La réputation, qui lui est faite, d’un excellent peintre de floralies n’est pas usurpée, mais on ne retient que l’une des facettes de son art. Rarement isolées, le plus souvent rassemblées en gerbes, en bouquets, les fleurs, ainsi que les coupes de fruits, jaillissent dans un environnement d’objets qui nous révèlent le milieu ambiant, le cadre de vie de l’artiste, son intimité.
La répétition de détails insolites (figurines, conque marine, jouets d’enfants…) nous livre le secrets de ses obsessions, des fantasmes dont l’auteur se libère à l’aide des pinceaux. D’autre part, il serait injuste de vouloir ignorer les autres sujets d’inspiration dans lesquels Jeane SALICETI s’est complu, élargissant sa palette avec un égal bonheur : les paysages, où l’œil ne se borne pas à enregistrer le spectacle qui s’offre devant lui mais répond, de l’intérieur, à l’émotion ressentie aux battements du cœur – les portraits, particulièrement des visages d’enfants éclatants de vérité instantanée et significatifs de surprise, de curiosité, de timidité, d’innocence – ou, encore, les évocations religieuses dans les formes évanescentes sous les ombres laiteuses.
Quant à la facture des peintres, un examen attentif et comparatif autorise à les classer, en gros, sous trois périodes. Les œuvres de jeunesse se ressentent moins des enseignements reçus, qui n’atteignaient guère Jeane, que de ce qu’elle a vu pendant son séjour parisien, de ce qui se tramait dans le milieu des artistes, de l’évolution qui se manifestait avec les apports de l’impressionnisme. Les compositions accusent les influences subies. Les contours sont imprécis, les coloris dominant avec des roses tendres, des bleus pâles et des jaunes de miel. C’est frais, pimpant, mais le plaisir reste direct.
Puis l’artiste mûrit. Avec l’âge perce sa personnalité qui s’affirme dans le mode d’expression. La maîtrise de son art se signale par la vigueur des traits, la richesse des tons et ce que l’ensemble confondu des composantes offre de suggestif jusqu’à l’enchantement. Enfin, invisiblement, on voit cette noble peinture s’assombrir, s’alourdir presque ; la pâte s’épaissit comme sous le poids d’une souffrance, d’une angoisse, d’un désespoir.
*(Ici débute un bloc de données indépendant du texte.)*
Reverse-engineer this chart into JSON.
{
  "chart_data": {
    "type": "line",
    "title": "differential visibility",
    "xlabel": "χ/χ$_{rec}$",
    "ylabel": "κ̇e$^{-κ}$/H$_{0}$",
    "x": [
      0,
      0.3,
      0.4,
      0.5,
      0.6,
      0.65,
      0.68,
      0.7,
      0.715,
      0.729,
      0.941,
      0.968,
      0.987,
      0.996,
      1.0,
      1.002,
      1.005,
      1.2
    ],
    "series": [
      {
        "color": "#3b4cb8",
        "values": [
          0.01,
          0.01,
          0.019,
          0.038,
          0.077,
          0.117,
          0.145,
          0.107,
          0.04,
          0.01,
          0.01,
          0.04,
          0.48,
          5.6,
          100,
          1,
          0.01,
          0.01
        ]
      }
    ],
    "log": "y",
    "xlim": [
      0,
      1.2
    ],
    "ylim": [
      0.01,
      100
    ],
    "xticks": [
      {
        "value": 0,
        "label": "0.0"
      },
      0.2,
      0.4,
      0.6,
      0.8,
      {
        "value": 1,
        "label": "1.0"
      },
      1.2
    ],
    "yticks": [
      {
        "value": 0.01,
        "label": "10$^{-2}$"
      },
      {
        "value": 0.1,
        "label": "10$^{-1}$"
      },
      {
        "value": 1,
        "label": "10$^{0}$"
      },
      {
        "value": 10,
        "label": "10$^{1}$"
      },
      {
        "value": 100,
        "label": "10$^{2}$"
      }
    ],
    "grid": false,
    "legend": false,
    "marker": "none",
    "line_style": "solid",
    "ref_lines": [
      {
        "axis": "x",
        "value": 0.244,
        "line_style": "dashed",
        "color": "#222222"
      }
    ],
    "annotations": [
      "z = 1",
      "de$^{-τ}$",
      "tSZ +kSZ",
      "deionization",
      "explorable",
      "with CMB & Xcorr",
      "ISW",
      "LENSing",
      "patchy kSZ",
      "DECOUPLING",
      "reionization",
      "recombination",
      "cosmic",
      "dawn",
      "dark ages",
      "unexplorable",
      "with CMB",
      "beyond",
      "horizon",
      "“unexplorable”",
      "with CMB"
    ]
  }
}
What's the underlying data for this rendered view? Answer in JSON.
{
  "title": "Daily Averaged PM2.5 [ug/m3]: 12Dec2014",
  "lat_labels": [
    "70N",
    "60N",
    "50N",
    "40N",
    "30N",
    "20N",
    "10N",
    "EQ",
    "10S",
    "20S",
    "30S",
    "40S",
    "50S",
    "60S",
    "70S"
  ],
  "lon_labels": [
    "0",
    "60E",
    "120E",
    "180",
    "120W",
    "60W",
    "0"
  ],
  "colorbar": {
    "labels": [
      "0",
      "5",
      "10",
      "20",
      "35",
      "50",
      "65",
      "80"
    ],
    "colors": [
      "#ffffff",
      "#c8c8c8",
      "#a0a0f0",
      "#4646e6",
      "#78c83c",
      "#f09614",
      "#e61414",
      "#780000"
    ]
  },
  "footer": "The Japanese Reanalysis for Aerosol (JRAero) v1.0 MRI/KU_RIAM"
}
Les traits sont appuyés et une sorte de mystérieuse tension, une ferveur mystique se dégage de teintes mauves, lie de vin, parmi des bleus d’ardoise que les blancs mâts n’éclaircissent guère. Jeane SALICETI est déjà dans l’au-delà, où la magie de sa peinture nous entraîne.
Après l’enjouement et le ravissement, voici, pour les admirateurs de l’artiste, l’envoûtement.




JEANE SALICETI
(article de presse parisienne)
Raffinée, élégante, cultivée, servie par une habileté jamais démentie et une sensibilité toujours en éveil. La peinture de Jeane SALICETI tien compte de toutes les conquêtes de l’art contemporain.
Toutes les techniques, elle les a assimilées et elle nous offre une synthèse qui, si elle est loin d’être originale, ne manque pas de charme, ses intérieurs évoquent BONNARD, ses paysages un VAN GOGH adouci, ses fleurs et ses natures mortes un mélange de ces deux Maîtres.
La peinture de SALICETI, faite pour plaire, plaira à coup sûr.
Quels sont les artistes qui peuvent se vanter d’atteindre aussi certainement leur but ?

1973 – DU 5 AU 26 JANVIER (GALERIE BIGNOU – PARIS)

Vente à Versailles 19 OCTOBRE 1975 6 F Fleurs 2 000 F

Vente à Paris par la Galerie Fleurs 1976 6 F 4 000 F

Achat de plusieurs tableaux par la Tour Maubourg à PARIS.